Search Mode         Search Fields
[r] Exact Match     [x] Japanese
[r] Prefix Match    [x] Reading
[r] Suffix Match    [x] Translation
[r] Any Match       Match Mode
[r] Pattern Match   [r] whole field
[r] Match Near      [r] word
[r] Match Radius

Filter
[x] Main entries only
[x] Examples only

Dictionary Choice
  Dictionary [....]
  All Dictionaries

Expression: [.....................................] Distance [..]

Indexes

  • Different search types require different indexes, a Dictionary instance needs to maintain several indexes.
  • Index search and creation algorithms should be independent of a particular dictionary format and reused by different Dictionary implementations.
  • Indexes should only need to be created once and stored in a persistent form (usually in a file on disk).
  • Memory requirements for an index search should be low, since there will typically be several index files in use at the same time. Index creation memory consumption is not as critical since it is only done once and usually serially for each index type and dictionary.
Index,IndexBuilder,IndexContainer,...

A Dictionary implementation is responsible for creating and maintaining the indexes needed for the searches possible on that Dictionary class. Dictionary classes should implement the Indexable interface to support access to the dictionary from an Index object.

Use cases
Index creation

A dictionary file in format X is accessed using an instance of class XDictionary, which implements Dictionary and Indexable. XDictionary uses several different index formats, which have yet to be created. XDictionary instanciates FileIndexContainer (which implements IndexContainer) in edit mode to create a new index file. For each used index format, it then instanciates the class implementing IndexBuilder which creates an index of that format. XDictionary iterates over all words in the dictionary file, calling addEntry of the IndexBuilder. The IndexBuilder uses the methods provided by the Indexable interface to build the index. When this is done, the IndexBuilder writes the index data to the IndexContainer via the CreateIndex method. When all index types have been created, XDictionary calls the endEditing method of the IndexContainer.

Index usage

A dictionary file in format X is accessed using an instance of class XDictionary, which implements Dictionary and Indexable. XDictionary accesses the already existing index file by creating a FileIndexContainer. The FileIndexContainer is opened in edit mode, and it is tested if all needed indexes are avaliable in the container. If not -> [Index update], otherwise switch index container to access mode.
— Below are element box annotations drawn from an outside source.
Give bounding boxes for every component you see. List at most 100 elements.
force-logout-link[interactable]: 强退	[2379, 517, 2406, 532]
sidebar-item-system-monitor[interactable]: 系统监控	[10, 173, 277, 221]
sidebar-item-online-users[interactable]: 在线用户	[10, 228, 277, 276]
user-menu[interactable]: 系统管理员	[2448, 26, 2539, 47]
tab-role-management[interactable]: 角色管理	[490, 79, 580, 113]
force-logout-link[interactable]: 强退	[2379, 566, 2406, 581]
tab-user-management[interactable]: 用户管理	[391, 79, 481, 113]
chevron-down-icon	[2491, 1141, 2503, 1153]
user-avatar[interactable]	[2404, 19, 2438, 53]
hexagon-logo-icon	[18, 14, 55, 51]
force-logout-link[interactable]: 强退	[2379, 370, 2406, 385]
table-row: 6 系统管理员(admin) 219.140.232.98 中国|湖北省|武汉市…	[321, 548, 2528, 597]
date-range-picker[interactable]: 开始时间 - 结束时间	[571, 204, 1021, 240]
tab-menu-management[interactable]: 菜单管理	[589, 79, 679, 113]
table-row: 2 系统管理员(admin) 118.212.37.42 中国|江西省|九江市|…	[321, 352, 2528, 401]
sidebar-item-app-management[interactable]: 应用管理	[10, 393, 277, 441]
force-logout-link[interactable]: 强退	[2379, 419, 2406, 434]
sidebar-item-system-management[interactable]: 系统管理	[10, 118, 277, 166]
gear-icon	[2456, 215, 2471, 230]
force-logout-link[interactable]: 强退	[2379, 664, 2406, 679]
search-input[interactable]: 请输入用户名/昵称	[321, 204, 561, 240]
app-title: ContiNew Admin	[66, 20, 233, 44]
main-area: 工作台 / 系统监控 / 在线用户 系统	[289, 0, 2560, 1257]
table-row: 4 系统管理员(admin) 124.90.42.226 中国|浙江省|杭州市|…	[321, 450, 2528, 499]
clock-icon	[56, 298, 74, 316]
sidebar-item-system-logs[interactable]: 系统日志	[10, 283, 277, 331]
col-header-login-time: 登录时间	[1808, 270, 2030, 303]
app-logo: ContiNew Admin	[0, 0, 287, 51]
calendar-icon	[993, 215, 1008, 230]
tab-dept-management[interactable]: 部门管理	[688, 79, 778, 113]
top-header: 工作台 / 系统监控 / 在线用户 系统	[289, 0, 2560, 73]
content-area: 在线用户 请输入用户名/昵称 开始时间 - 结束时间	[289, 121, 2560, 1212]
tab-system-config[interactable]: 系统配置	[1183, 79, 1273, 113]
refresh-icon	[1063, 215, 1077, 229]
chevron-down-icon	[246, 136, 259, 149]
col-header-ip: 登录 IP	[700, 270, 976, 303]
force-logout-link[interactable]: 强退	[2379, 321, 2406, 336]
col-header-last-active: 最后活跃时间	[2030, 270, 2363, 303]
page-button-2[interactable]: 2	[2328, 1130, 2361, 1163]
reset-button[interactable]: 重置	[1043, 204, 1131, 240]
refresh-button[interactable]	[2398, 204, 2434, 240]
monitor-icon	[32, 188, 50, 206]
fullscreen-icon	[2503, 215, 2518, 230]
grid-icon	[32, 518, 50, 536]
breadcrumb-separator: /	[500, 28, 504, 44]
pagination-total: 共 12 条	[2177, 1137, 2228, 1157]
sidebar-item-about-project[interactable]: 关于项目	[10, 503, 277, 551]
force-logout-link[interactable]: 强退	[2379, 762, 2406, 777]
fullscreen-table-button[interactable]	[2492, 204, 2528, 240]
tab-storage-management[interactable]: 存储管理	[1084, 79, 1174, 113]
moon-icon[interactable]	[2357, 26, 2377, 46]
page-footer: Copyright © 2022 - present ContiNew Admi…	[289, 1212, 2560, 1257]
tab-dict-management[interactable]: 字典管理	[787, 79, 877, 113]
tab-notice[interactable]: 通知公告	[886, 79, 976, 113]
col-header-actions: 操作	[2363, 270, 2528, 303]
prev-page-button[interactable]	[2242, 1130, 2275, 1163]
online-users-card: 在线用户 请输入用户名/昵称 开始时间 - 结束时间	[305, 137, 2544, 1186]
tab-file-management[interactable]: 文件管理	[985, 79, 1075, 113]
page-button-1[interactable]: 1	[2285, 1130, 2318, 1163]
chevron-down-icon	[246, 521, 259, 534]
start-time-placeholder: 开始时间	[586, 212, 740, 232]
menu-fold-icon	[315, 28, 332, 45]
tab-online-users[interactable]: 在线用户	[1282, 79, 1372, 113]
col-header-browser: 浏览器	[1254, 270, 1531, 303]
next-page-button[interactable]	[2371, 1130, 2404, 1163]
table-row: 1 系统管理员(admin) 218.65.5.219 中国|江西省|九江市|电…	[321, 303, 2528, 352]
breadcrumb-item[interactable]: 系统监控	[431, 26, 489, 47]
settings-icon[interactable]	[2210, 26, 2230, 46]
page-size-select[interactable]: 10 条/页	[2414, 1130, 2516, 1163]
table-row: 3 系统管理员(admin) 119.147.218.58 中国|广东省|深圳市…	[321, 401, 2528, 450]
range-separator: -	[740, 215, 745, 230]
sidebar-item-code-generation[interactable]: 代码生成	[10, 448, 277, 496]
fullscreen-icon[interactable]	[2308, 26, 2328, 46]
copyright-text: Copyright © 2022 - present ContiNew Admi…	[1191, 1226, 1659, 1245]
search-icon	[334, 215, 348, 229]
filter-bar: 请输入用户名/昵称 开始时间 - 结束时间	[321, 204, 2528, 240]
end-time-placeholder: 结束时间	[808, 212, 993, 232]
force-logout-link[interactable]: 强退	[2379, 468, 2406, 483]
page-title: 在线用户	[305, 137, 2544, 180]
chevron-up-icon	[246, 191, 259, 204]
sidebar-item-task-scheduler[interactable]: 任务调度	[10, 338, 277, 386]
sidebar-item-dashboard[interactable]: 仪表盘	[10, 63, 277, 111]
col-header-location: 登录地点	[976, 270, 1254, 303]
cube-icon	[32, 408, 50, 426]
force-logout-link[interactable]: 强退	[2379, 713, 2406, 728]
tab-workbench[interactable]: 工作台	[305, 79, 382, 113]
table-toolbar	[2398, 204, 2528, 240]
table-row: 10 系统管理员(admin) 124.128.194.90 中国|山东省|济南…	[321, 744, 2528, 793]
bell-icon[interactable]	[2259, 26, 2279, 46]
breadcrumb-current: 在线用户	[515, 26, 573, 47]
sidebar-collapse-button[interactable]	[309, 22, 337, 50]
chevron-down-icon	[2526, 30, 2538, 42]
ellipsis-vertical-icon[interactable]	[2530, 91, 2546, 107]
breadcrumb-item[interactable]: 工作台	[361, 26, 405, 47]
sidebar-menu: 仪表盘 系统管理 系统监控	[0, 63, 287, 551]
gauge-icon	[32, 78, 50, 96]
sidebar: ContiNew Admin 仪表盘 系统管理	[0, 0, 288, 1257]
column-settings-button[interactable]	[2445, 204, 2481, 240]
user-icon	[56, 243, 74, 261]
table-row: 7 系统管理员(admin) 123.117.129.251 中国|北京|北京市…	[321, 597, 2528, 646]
The dictionary then creates instances of Index subclasses which implement the indexing algorithms used. The Index subclasses access their data through the IndexContainer.

Index update

If a dictionary file is changed after the index is created, the whole IndexContainer is recreated as in [Index creation]. If an index of a particular type is not available in the IndexContainer, it can be added by opening the IndexContainer in edit mode. This might happen if a new index format is added in a later JGloss version, or if an indexing algorithm is changed in an incompatible way.